In a blog post published Monday, Long said the crypto and blockchain industry has spent the past several years building the “technical and regulatory groundwork” needed to drive mass adoption and bring the sector into the mainstream.
As part of a broader set of predictions covering areas such as stablecoins, crypto custody, and artificial intelligence, Long described blockchain as emerging as the “operating layer of modern finance” and said institutional adoption is poised to accelerate sharply by 2026.
“By the end of 2026, balance sheets will hold more than $1 trillion in digital assets, and roughly half of Fortune 500 companies will have formalized digital asset strategies,” she said.
“And not just crypto exposure, but active participation across tokenized assets, digital asset treasuries, stablecoins, onchain T-bills and programmable financial instruments.”

Long pointed to a Coinbase survey from mid-2025 showing that six out of 10 executives at Fortune 500 companies said their businesses were already working on blockchain projects.
She also noted that more public companies are adding Bitcoin to their balance sheets.
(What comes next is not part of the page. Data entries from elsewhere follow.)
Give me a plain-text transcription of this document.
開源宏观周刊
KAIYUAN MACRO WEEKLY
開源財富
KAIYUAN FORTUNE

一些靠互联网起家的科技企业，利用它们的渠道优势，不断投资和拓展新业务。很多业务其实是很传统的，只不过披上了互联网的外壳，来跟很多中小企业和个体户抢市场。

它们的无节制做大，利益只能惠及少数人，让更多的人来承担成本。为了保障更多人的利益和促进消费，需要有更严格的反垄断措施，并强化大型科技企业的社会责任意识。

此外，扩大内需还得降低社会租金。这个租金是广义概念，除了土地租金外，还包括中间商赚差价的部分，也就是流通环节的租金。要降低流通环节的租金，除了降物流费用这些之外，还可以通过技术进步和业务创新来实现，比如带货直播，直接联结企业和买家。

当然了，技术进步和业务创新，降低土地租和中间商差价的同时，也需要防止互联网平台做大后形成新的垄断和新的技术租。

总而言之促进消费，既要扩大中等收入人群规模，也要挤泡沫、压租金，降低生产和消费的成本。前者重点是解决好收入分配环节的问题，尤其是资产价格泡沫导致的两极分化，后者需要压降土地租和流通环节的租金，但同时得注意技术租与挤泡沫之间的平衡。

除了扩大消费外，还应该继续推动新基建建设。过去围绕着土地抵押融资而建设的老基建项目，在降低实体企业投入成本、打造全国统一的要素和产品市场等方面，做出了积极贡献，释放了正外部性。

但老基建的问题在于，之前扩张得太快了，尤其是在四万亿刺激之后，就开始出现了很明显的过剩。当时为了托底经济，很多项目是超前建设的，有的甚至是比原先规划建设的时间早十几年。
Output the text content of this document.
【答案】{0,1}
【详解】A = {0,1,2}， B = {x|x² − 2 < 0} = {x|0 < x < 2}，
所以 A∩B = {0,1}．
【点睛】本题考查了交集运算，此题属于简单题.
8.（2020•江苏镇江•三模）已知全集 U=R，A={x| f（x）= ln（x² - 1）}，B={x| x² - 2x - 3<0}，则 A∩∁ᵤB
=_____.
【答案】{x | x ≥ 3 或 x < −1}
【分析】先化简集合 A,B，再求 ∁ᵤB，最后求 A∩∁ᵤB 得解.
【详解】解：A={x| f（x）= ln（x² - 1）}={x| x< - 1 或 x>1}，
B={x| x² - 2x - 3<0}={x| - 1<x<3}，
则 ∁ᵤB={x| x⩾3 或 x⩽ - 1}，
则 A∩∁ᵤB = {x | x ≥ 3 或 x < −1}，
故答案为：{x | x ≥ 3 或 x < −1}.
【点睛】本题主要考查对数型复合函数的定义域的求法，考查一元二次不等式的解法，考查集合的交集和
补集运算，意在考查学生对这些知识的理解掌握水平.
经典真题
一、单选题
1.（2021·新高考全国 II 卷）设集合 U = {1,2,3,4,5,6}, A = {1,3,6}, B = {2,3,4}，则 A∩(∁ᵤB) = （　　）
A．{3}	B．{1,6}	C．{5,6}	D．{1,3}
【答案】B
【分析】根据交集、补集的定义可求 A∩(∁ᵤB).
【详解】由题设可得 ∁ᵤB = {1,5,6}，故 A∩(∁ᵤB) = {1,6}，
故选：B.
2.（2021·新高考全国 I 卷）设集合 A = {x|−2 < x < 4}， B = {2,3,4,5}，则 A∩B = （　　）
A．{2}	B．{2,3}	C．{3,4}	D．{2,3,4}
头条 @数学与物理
While only a small number of Fortune 500 firms currently hold Bitcoin, GameStop is one example after buying 4,710 BTC in May 2025. Block Inc. and Tesla are also among the companies holding Bitcoin.
Long added that digital asset treasury (DAT) companies have grown quickly, increasing from just four in 2020 to more than 200 today, with nearly 100 launched in 2025 alone.
She made a strong prediction about stablecoins, saying they are likely to become a main tool for global payments in the coming years. This growth, she said, is being driven by clearer regulations, support from major payment companies like Visa and Mastercard, and the practical benefits of the technology.
“Within the next five years, stablecoins will be fully built into global payment systems—not as an alternative, but as the main system,” Long said.
Long also expects many banks, financial service providers, and crypto firms to start holding and managing crypto directly to move their blockchain plans forward.
She added that combining artificial intelligence with blockchain will significantly boost the industry and create new uses that were not possible before.
“Stablecoins and smart contracts will help companies manage cash, handle margin calls, and improve returns across onchain agreements in real time, without manual work,” she said.
She also stressed the importance of privacy, explaining that zero-knowledge proofs will allow AI systems to evaluate credit risk without sharing sensitive information. This could make lending easier and support wider use of digital assets in regulated markets.